So Franca monitors her expenses like a hawk, barely getting by day to day.

“It’s really spooky, because you don’t know where your future is going to be,” she said.

Across the nation, day care operators are in the same boat. The recession hits them from both sides: They are hemorrhaging income as laid-off parents pull their kids from day care, while subsidies from deficit-ridden governments are being slashed at the same time.

Jobs are gone, but not the bills
In suburban Peoria, Ill., Sister Cor Marie Cielocha, a nun of the School Sisters of Notre Dame, takes her show on the road. She frequently wheedles local groups for speaking engagements, where she can ask for donations to pay for the daily operations of the nonprofit Children’s Center of Tazewell County in Creve Coeur, where she has taught disadvantaged children for more than 50 years.

“I explain the program to them and then beg for donations, financial donations to keep these kids here,” Sister Cor Marie said.

In just three months, enrollment at the Children’s Center was 33, said Sister Cor Marie, the facility’s principal. Today, it is 20.

“I attribute that to the stress that’s going on in our regular homes,” she said. “The jobs are gone, [but] the bills are still there.”

Dana Carroll, director of early childhood services for the Community Partnership of the Ozarks in Springfield, Mo., said many day care centers and preschools had lost half their enrollments in the last few months — “a ripple effect of the unemployment, certainly.”

“When parents are in survival mode, they’re in survival mode,” Carroll said.

‘People lost lots of children’
When those children go, they take their tuition payments with them. Historically, the shortfall is made up from government social services programs, but those sources are drying up, too.

In August, New York state officials state cut $12 million from the day-care program in Monroe County. The county responded by adding fees and lowering the maximum income level at which families could be eligible. As a result, 900 children were stricken from the rolls of those eligible for service.

“People lost lots of children,” said Denise McFadden, owner of Kandie Land Kids Daycare in Rochester. “It was already hard enough, and those of us that were surviving, we lost even more children.”

Across the country, laid-off parents in dire need of day care so they can look for new jobs are getting the same message: There’s no room for your child, because there’s no money:

  • This month, more than 15,000 parents in Arizona got letters from the state saying there were no more funds for day care subsidies.

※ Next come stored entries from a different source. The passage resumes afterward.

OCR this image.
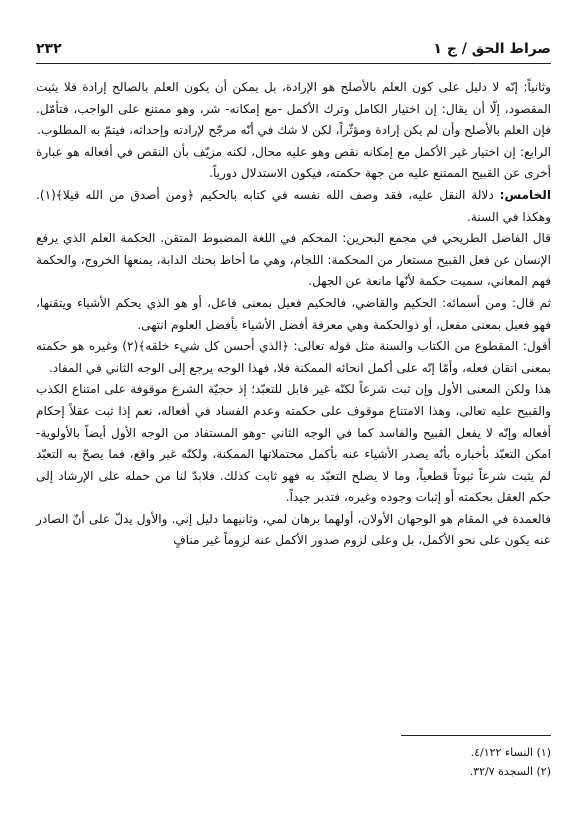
صراط الحق / ج ١
٢٣٢

وثانياً: إنّه لا دليل على كون العلم بالأصلح هو الإرادة، بل يمكن أن يكون العلم بالصالح إرادة فلا يثبت المقصود، إلّا أن يقال: إن اختيار الكامل وترك الأكمل -مع إمكانه- شر، وهو ممتنع على الواجب، فتأمّل. فإن العلم بالأصلح وأن لم يكن إرادة ومؤثّراً، لكن لا شك في أنّه مرجّح لإرادته وإحداثه، فيتمّ به المطلوب.

الرابع: إن اختيار غير الأكمل مع إمكانه نقص وهو عليه محال، لكنه مزيّف بأن النقص في أفعاله هو عبارة أخرى عن القبيح الممتنع عليه من جهة حكمته، فيكون الاستدلال دورياً.

الخامس: دلالة النقل عليه، فقد وصف الله نفسه في كتابه بالحكيم ﴿ومن أصدق من الله قيلا﴾(١). وهكذا في السنة.

قال الفاضل الطريحي في مجمع البحرين: المحكم في اللغة المضبوط المتقن. الحكمة العلم الذي يرفع الإنسان عن فعل القبيح مستعار من المحكمة: اللجام، وهي ما أحاط بحنك الدابة، يمنعها الخروج، والحكمة فهم المعاني، سميت حكمة لأنّها مانعة عن الجهل.

ثم قال: ومن أسمائه: الحكيم والقاضي، فالحكيم فعيل بمعنى فاعل، أو هو الذي يحكم الأشياء ويتقنها، فهو فعيل بمعنى مفعل، أو ذوالحكمة وهي معرفة أفضل الأشياء بأفضل العلوم انتهى.

أقول: المقطوع من الكتاب والسنة مثل قوله تعالى: ﴿الذي أحسن كل شيء خلقه﴾(٢) وغيره هو حكمته بمعنى اتقان فعله، وأمّا إنّه على أكمل انحائه الممكنة فلا، فهذا الوجه يرجع إلى الوجه الثاني في المفاد.

هذا ولكن المعنى الأول وإن ثبت شرعاً لكنّه غير قابل للتعبّد؛ إذ حجيّة الشرع موقوفة على امتناع الكذب والقبيح عليه تعالى، وهذا الامتناع موقوف على حكمته وعدم الفساد في أفعاله، نعم إذا ثبت عقلاً إحكام أفعاله وإنّه لا يفعل القبيح والفاسد كما في الوجه الثاني -وهو المستفاد من الوجه الأول أيضاً بالأولوية- امكن التعبّد بأخباره بأنّه يصدر الأشياء عنه بأكمل محتملاتها الممكنة، ولكنّه غير واقع، فما يصحّ به التعبّد لم يثبت شرعاً ثبوتاً قطعياً، وما لا يصلح التعبّد به فهو ثابت كذلك. فلابدّ لنا من حمله على الإرشاد إلى حكم العقل بحكمته أو إثبات وجوده وغيره، فتدبر جيداً.

فالعمدة في المقام هو الوجهان الأولان، أولهما برهان لمي، وثانيهما دليل إني. والأول يدلّ على أنّ الصادر عنه يكون على نحو الأكمل، بل وعلى لزوم صدور الأكمل عنه لزوماً غير منافٍ

(١) النساء ٤/١٢٢.
(٢) السجدة ٣٢/٧.
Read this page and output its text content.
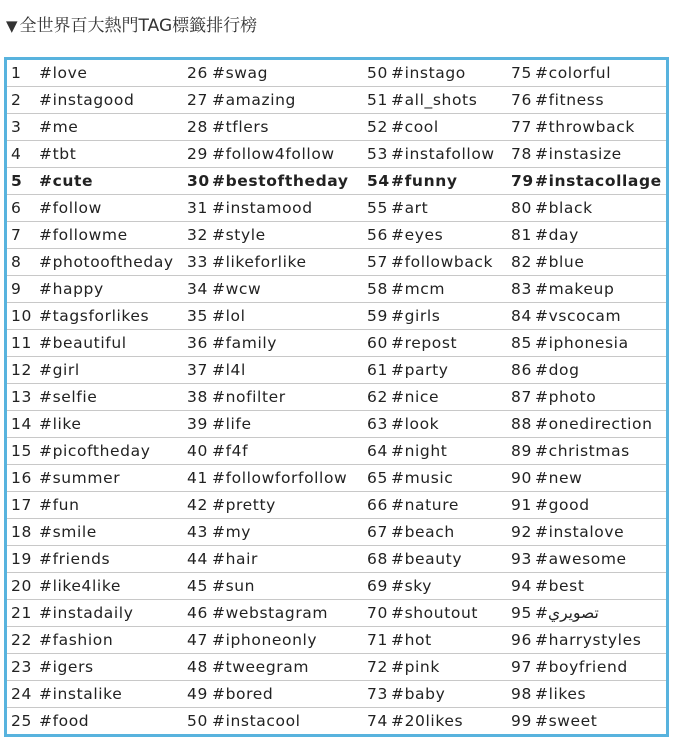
▼ 全世界百大熱門TAG標籤排行榜
1 #love	26 #swag	50 #instago	75 #colorful
2 #instagood	27 #amazing	51 #all_shots	76 #fitness
3 #me	28 #tflers	52 #cool	77 #throwback
4 #tbt	29 #follow4follow	53 #instafollow	78 #instasize
5 #cute	30 #bestoftheday	54#funny	79#instacollage
6 #follow	31 #instamood	55 #art	80 #black
7 #followme	32 #style	56 #eyes	81 #day
8 #photooftheday	33 #likeforlike	57 #followback	82 #blue
9 #happy	34 #wcw	58 #mcm	83 #makeup
10 #tagsforlikes	35 #lol	59 #girls	84 #vscocam
11 #beautiful	36 #family	60 #repost	85 #iphonesia
12 #girl	37 #l4l	61 #party	86 #dog
13 #selfie	38 #nofilter	62 #nice	87 #photo
14 #like	39 #life	63 #look	88 #onedirection
15 #picoftheday	40 #f4f	64 #night	89 #christmas
16 #summer	41 #followforfollow	65 #music	90 #new
17 #fun	42 #pretty	66 #nature	91 #good
18 #smile	43 #my	67 #beach	92 #instalove
19 #friends	44 #hair	68 #beauty	93 #awesome
20 #like4like	45 #sun	69 #sky	94 #best
21 #instadaily	46 #webstagram	70 #shoutout	95 #تصويري
22 #fashion	47 #iphoneonly	71 #hot	96 #harrystyles
23 #igers	48 #tweegram	72 #pink	97 #boyfriend
24 #instalike	49 #bored	73 #baby	98 #likes
25 #food	50 #instacool	74 #20likes	99 #sweet
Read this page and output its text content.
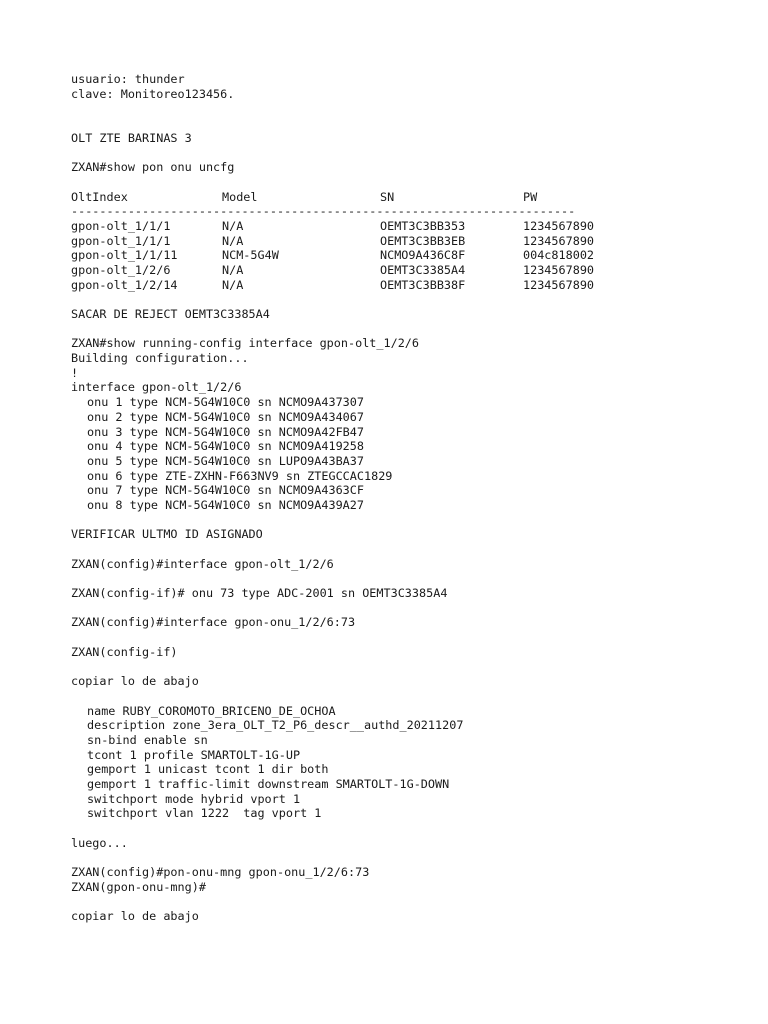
usuario: thunder
clave: Monitoreo123456.
OLT ZTE BARINAS 3
ZXAN#show pon onu uncfg
OltIndex	Model	SN	PW
-----------------------------------------------------------------------
gpon-olt_1/1/1	N/A	OEMT3C3BB353	1234567890
gpon-olt_1/1/1	N/A	OEMT3C3BB3EB	1234567890
gpon-olt_1/1/11	NCM-5G4W	NCMO9A436C8F	004c818002
gpon-olt_1/2/6	N/A	OEMT3C3385A4	1234567890
gpon-olt_1/2/14	N/A	OEMT3C3BB38F	1234567890
SACAR DE REJECT OEMT3C3385A4
ZXAN#show running-config interface gpon-olt_1/2/6
Building configuration...
!
interface gpon-olt_1/2/6
onu 1 type NCM-5G4W10C0 sn NCMO9A437307
onu 2 type NCM-5G4W10C0 sn NCMO9A434067
onu 3 type NCM-5G4W10C0 sn NCMO9A42FB47
onu 4 type NCM-5G4W10C0 sn NCMO9A419258
onu 5 type NCM-5G4W10C0 sn LUPO9A43BA37
onu 6 type ZTE-ZXHN-F663NV9 sn ZTEGCCAC1829
onu 7 type NCM-5G4W10C0 sn NCMO9A4363CF
onu 8 type NCM-5G4W10C0 sn NCMO9A439A27
VERIFICAR ULTMO ID ASIGNADO
ZXAN(config)#interface gpon-olt_1/2/6
ZXAN(config-if)# onu 73 type ADC-2001 sn OEMT3C3385A4
ZXAN(config)#interface gpon-onu_1/2/6:73
ZXAN(config-if)
copiar lo de abajo
name RUBY_COROMOTO_BRICENO_DE_OCHOA
description zone_3era_OLT_T2_P6_descr__authd_20211207
sn-bind enable sn
tcont 1 profile SMARTOLT-1G-UP
gemport 1 unicast tcont 1 dir both
gemport 1 traffic-limit downstream SMARTOLT-1G-DOWN
switchport mode hybrid vport 1
switchport vlan 1222  tag vport 1
luego...
ZXAN(config)#pon-onu-mng gpon-onu_1/2/6:73
ZXAN(gpon-onu-mng)#
copiar lo de abajo
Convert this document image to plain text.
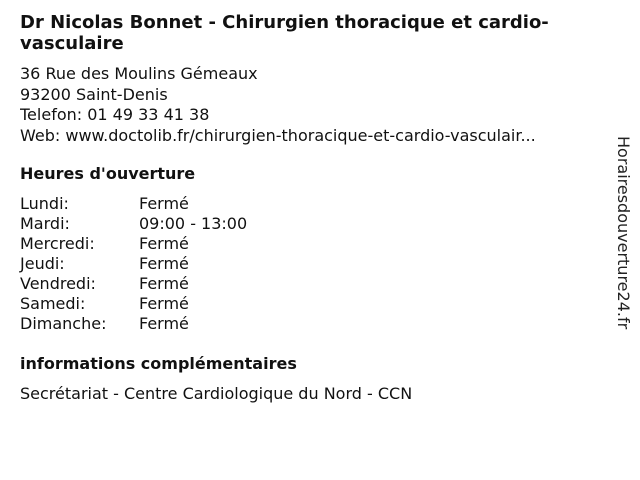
Dr Nicolas Bonnet - Chirurgien thoracique et cardio-vasculaire
36 Rue des Moulins Gémeaux
93200 Saint-Denis
Telefon: 01 49 33 41 38
Web: www.doctolib.fr/chirurgien-thoracique-et-cardio-vasculair...
Heures d'ouverture
Lundi:	Fermé
Mardi:	09:00 - 13:00
Mercredi:	Fermé
Jeudi:	Fermé
Vendredi:	Fermé
Samedi:	Fermé
Dimanche:	Fermé
informations complémentaires
Secrétariat - Centre Cardiologique du Nord - CCN
Horairesdouverture24.fr
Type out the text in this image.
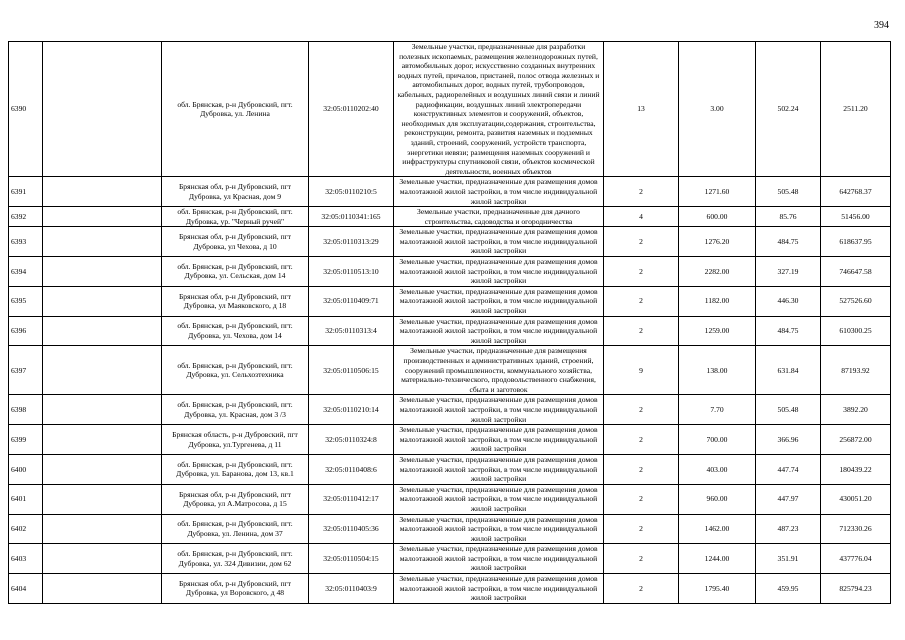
394
6390		обл. Брянская, р-н Дубровский, пгт. Дубровка, ул. Ленина	32:05:0110202:40	Земельные участки, предназначенные для разработки полезных ископаемых, размещения железнодорожных путей, автомобильных дорог, искусственно созданных внутренних водных путей, причалов, пристаней, полос отвода железных и автомобильных дорог, водных путей, трубопроводов, кабельных, радиорелейных и воздушных линий связи и линий радиофикации, воздушных линий электропередачи конструктивных элементов и сооружений, объектов, необходимых для эксплуатации,содержания, строительства, реконструкции, ремонта, развития наземных и подземных зданий, строений, сооружений, устройств транспорта, энергетики иевязи; размещения наземных сооружений и инфраструктуры спутниковой связи, объектов космической деятельности, военных объектов	13	3.00	502.24	2511.20
6391		Брянская обл, р-н Дубровский, пгт Дубровка, ул Красная, дом 9	32:05:0110210:5	Земельные участки, предназначенные для размещения домов малоэтажной жилой застройки, в том числе индивидуальной жилой застройки	2	1271.60	505.48	642768.37
6392		обл. Брянская, р-н Дубровский, пгт. Дубровка, ур. "Черный ручей"	32:05:0110341:165	Земельные участки, предназначенные для дачного строительства, садоводства и огородничества	4	600.00	85.76	51456.00
6393		Брянская обл, р-н Дубровский, пгт Дубровка, ул Чехова, д 10	32:05:0110313:29	Земельные участки, предназначенные для размещения домов малоэтажной жилой застройки, в том числе индивидуальной жилой застройки	2	1276.20	484.75	618637.95
6394		обл. Брянская, р-н Дубровский, пгт. Дубровка, ул. Сельская, дом 14	32:05:0110513:10	Земельные участки, предназначенные для размещения домов малоэтажной жилой застройки, в том числе индивидуальной жилой застройки	2	2282.00	327.19	746647.58
6395		Брянская обл, р-н Дубровский, пгт Дубровка, ул Маяковского, д 18	32:05:0110409:71	Земельные участки, предназначенные для размещения домов малоэтажной жилой застройки, в том числе индивидуальной жилой застройки	2	1182.00	446.30	527526.60
6396		обл. Брянская, р-н Дубровский, пгт. Дубровка, ул. Чехова, дом 14	32:05:0110313:4	Земельные участки, предназначенные для размещения домов малоэтажной жилой застройки, в том числе индивидуальной жилой застройки	2	1259.00	484.75	610300.25
6397		обл. Брянская, р-н Дубровский, пгт. Дубровка, ул. Сельхозтехника	32:05:0110506:15	Земельные участки, предназначенные для размещения производственных и административных зданий, строений, сооружений промышленности, коммунального хозяйства, материально-технического, продовольственного снабжения, сбыта и заготовок	9	138.00	631.84	87193.92
6398		обл. Брянская, р-н Дубровский, пгт. Дубровка, ул. Красная, дом 3 /3	32:05:0110210:14	Земельные участки, предназначенные для размещения домов малоэтажной жилой застройки, в том числе индивидуальной жилой застройки	2	7.70	505.48	3892.20
6399		Брянская область, р-н Дубровский, пгт Дубровка, ул.Тургенева, д 11	32:05:0110324:8	Земельные участки, предназначенные для размещения домов малоэтажной жилой застройки, в том числе индивидуальной жилой застройки	2	700.00	366.96	256872.00
6400		обл. Брянская, р-н Дубровский, пгт. Дубровка, ул. Баранова, дом 13, кв.1	32:05:0110408:6	Земельные участки, предназначенные для размещения домов малоэтажной жилой застройки, в том числе индивидуальной жилой застройки	2	403.00	447.74	180439.22
6401		Брянская обл, р-н Дубровский, пгт Дубровка, ул А.Матросова, д 15	32:05:0110412:17	Земельные участки, предназначенные для размещения домов малоэтажной жилой застройки, в том числе индивидуальной жилой застройки	2	960.00	447.97	430051.20
6402		обл. Брянская, р-н Дубровский, пгт. Дубровка, ул. Ленина, дом 37	32:05:0110405:36	Земельные участки, предназначенные для размещения домов малоэтажной жилой застройки, в том числе индивидуальной жилой застройки	2	1462.00	487.23	712330.26
6403		обл. Брянская, р-н Дубровский, пгт. Дубровка, ул. 324 Дивизии, дом 62	32:05:0110504:15	Земельные участки, предназначенные для размещения домов малоэтажной жилой застройки, в том числе индивидуальной жилой застройки	2	1244.00	351.91	437776.04
6404		Брянская обл, р-н Дубровский, пгт Дубровка, ул Воровского, д 48	32:05:0110403:9	Земельные участки, предназначенные для размещения домов малоэтажной жилой застройки, в том числе индивидуальной жилой застройки	2	1795.40	459.95	825794.23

The Legislature appropriated $18.2 million in federal stimulus money to restore the subsidies, but the state had to reduce rates paid to providers by 5 percent, and a waiting list remains, said a spokeswoman for the state Department of Economic Security.
  • Colorado is likewise seeking to cut the number of families to whom it provides aid, projecting a waiting list of 1,500 by June, the child care association reported.
  • In North Carolina, 27,000 children are on waiting lists for government-funded day care, said Fay Lewis, manager of the state’s child day care program. “Funding does not meet the current demand,” she said.
  • In Missouri, legislators are considering a budget that would slash $3.4 million from child care services, potentially leaving tens of thousands of children at risk, officials said.

In such an environment, day care operators are searching for novel ways to make ends meet.

In Huntington, W.Va., River Valley Child Development Services, which depends significantly on government funding, has subsidized day care centers to the tune of $3,500 per child per year.

When money is short, the agency traditionally borrows from other programs, but budget cuts have eliminated so much money that even those reserves are running thin, said Candice Mullins, director of Enterprise Child Development Center.

To keep the day care programs running, the agency recently established Tuition Investment Program Support, under which businesses in the community are asked to make charitable donations. The corporate platinum contribution is $4,000.

The alternative to such adaptations is unacceptable, said Tami Cowles of the Child Care Coordinating Council of the North Country, in Plattsburgh, N.Y. Cowles refers parents to day care providers, but from February of last year to February of this year, calls for referrals fell from an average of 35 a month to only 12 or 13, she said.

“Long-term, I know some day care providers might have to close,” she said.